On December 31, 1997, the lead plaintiffs filed a First Amended Complaint adding Coopers and Lybrand, LLP, the Company's former auditors ("C&L"), Stanson Medical Marketing, Inc., the Company's North America distributor ("Stanson"), and Fred Reinstein, identified as the President of Stanson, as defendants.

On May 28, 1998, defendants Stanson Marketing and Fred Reinstein filed a motion to dismiss, which was denied on August 12, 1998.

On January 13, 1999, defendants Fred Reinstein and Stanson Marketing filed a motion for summary judgment as did defendants Chantal Burnison and Chantal. On January 15, 1999, defendant Coopers & Lybrand also filed a motion for summary judgment.

On February 24, 1999, the Court entered an order denying two of the motions for summary judgment and granting defendant Coopers & Lybrand LLP’s motion for summary judgment. That order was affirmed by the Ninth Circuit Court of Appeals on August 22, 2000. The judgment entered pursuant to the foregoing order is now final and no longer subject to appeal.

On May 21, 2001, the remaining parties entered a Stipulation and Agreement of Settlement. The settlement was preliminarily approved on May 31, 2001. According to the preliminary approval order, on February 17, 1999, an involuntary petition under Chapter 11 of the United States Bankruptcy Code was filed against Chantal. An order for relief was entered in the Chantal bankruptcy on March 15, 1999. On March 12, 1999, Chantal Skin Care Corporation ("Chantal Skin Care") filed a voluntary petition under Chapter 11 of the United States Bankruptcy Code. On April 28, 2000, the Bankruptcy Court entered an order consolidating the Chantal and Chantal Skin Care bankruptcy cases. Because of Chantal's bankruptcy, the lack of any available insurance and the fact that the remaining Defendants have no substantial assets to satisfy any judgment in this Litigation, there is no recovery for the Class.

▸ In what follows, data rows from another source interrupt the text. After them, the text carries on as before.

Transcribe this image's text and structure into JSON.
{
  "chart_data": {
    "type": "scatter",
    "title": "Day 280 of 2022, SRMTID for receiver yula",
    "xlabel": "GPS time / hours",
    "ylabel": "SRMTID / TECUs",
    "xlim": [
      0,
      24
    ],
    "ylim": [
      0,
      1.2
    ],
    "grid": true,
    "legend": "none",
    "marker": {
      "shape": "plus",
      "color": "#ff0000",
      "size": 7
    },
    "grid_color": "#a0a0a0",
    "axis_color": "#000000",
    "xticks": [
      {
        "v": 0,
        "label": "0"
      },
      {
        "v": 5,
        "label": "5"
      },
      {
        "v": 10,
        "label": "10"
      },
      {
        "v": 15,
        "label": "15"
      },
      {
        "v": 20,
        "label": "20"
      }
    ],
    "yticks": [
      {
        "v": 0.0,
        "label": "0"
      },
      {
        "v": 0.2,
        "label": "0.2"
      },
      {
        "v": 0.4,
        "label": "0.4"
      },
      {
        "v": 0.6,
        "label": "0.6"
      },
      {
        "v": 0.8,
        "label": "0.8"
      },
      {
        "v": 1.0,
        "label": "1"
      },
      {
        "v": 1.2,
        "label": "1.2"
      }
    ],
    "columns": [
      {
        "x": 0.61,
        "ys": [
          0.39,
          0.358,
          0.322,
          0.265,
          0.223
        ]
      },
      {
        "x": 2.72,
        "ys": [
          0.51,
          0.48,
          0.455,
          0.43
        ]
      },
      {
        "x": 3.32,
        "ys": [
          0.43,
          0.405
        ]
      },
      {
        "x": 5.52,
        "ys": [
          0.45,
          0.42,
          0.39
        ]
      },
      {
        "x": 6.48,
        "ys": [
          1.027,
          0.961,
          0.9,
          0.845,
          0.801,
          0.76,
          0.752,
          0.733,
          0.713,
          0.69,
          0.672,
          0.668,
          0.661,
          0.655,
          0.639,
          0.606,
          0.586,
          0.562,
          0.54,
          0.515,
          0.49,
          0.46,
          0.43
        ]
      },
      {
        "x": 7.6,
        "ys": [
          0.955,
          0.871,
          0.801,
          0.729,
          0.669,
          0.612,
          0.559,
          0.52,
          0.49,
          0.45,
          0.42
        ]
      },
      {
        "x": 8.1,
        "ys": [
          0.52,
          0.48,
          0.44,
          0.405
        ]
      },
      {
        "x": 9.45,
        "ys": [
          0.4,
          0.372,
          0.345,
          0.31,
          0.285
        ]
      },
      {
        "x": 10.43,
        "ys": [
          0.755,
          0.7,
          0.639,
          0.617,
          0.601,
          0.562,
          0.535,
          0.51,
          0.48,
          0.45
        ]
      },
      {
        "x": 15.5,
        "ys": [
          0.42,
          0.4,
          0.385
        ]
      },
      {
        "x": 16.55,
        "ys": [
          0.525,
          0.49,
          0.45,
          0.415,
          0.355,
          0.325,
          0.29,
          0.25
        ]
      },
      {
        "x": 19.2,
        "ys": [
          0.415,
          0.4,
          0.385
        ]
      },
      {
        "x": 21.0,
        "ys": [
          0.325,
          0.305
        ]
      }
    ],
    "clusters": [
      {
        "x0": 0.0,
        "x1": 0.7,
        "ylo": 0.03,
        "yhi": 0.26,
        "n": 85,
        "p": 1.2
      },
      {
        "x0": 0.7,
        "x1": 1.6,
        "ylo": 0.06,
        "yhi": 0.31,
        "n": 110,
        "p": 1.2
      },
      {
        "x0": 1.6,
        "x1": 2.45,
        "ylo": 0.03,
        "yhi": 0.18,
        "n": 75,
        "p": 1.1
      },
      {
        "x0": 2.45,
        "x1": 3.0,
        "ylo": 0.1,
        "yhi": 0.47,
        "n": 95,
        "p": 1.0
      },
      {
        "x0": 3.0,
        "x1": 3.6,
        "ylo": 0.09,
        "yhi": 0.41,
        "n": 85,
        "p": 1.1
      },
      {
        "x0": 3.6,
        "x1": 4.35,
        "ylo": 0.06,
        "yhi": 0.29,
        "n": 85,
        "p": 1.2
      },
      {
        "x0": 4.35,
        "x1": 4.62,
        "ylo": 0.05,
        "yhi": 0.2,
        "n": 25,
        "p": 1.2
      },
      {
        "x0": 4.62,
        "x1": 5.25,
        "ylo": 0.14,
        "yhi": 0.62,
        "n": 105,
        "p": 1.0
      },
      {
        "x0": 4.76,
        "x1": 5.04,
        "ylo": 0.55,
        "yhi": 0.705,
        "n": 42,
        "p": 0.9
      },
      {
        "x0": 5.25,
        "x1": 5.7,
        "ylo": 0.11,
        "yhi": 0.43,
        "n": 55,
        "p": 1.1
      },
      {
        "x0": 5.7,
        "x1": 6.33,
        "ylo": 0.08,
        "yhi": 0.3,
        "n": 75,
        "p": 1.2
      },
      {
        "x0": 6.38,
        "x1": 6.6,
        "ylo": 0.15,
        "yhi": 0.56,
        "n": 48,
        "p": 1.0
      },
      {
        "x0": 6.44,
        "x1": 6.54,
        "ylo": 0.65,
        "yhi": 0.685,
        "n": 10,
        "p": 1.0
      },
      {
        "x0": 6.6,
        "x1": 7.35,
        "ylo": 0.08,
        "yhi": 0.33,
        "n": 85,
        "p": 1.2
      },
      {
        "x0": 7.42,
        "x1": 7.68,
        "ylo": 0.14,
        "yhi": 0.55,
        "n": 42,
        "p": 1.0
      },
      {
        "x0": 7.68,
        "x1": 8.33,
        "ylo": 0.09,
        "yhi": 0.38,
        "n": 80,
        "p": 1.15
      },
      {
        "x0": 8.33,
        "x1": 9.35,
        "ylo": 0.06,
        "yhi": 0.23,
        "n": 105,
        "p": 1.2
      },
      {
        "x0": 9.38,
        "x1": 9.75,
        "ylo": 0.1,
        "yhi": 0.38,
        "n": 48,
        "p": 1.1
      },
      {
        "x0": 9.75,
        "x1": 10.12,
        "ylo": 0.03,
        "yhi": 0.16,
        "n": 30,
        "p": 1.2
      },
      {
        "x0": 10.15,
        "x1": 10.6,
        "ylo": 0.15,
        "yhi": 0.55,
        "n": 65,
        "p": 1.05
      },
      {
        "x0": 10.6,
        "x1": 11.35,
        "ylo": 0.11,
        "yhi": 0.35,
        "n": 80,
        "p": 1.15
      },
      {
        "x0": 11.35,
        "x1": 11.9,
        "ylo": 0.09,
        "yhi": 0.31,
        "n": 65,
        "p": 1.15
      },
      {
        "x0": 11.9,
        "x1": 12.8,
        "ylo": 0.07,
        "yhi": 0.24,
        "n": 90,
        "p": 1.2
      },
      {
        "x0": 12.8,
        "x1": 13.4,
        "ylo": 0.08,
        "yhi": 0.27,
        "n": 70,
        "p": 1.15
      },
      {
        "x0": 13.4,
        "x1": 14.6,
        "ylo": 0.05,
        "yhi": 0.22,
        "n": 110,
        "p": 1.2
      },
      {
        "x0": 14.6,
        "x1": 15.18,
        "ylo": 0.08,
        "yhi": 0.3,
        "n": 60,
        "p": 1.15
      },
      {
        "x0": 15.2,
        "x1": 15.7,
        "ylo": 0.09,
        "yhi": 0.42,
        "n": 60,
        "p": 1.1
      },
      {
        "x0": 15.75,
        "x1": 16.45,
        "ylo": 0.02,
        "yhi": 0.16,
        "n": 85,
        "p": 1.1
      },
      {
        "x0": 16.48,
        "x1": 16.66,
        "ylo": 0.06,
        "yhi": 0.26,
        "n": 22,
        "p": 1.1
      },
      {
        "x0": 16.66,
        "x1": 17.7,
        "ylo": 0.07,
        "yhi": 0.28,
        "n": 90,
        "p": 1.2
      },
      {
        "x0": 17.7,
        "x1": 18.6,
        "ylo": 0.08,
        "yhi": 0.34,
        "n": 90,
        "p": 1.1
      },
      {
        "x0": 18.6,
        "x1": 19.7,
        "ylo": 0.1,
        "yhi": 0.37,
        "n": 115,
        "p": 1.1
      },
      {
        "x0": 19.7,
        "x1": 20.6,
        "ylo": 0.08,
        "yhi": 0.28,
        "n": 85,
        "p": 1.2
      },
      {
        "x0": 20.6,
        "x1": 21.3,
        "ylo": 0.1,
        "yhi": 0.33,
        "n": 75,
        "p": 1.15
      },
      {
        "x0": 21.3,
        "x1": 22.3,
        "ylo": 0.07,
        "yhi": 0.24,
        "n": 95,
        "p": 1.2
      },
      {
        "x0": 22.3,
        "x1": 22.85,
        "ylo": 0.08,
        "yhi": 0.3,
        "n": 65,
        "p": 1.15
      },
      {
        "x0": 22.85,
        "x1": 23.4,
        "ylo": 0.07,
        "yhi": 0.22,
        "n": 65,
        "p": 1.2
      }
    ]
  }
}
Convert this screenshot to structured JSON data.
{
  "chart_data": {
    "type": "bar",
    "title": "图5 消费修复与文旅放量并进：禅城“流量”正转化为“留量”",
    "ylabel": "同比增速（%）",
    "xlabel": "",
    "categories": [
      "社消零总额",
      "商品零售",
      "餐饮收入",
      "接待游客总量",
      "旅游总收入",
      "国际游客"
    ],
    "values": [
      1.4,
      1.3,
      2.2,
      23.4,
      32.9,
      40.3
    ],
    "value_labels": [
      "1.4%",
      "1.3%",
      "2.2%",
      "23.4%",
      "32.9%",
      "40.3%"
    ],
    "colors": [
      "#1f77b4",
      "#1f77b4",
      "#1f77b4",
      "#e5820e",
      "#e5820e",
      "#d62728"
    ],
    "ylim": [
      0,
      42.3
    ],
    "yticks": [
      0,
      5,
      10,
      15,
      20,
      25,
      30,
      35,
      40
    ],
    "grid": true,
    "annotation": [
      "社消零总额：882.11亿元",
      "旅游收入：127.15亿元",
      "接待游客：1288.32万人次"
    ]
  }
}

According to the Memorandum Of Points And Authorities In Support Of Final Approval Of Settlement dated July 23, 2001, the settlement is with the remaining defendants in the action Chantal, Chantal Burnison, Fred Reinstein and Stanson Marketing, Inc. Plaintiff attorneys will not receive any attorney fees or expenses. The Settlement consists of a payment of $20,000 from Burnison and a payment of $20,000 from Stanson and Reinstein collectively. These funds are to pay the costs and expenses reasonably and actually incurred in printing and mailing the Notice to shareholders and the cost of publishing the Summary Notice. The settlement provides no monetary relief for Members of the Class.

On July 31, 2001, District Court Judge William J. Rea signed the Final Judgment and Order, approving the settlement and dismissing action with prejudice.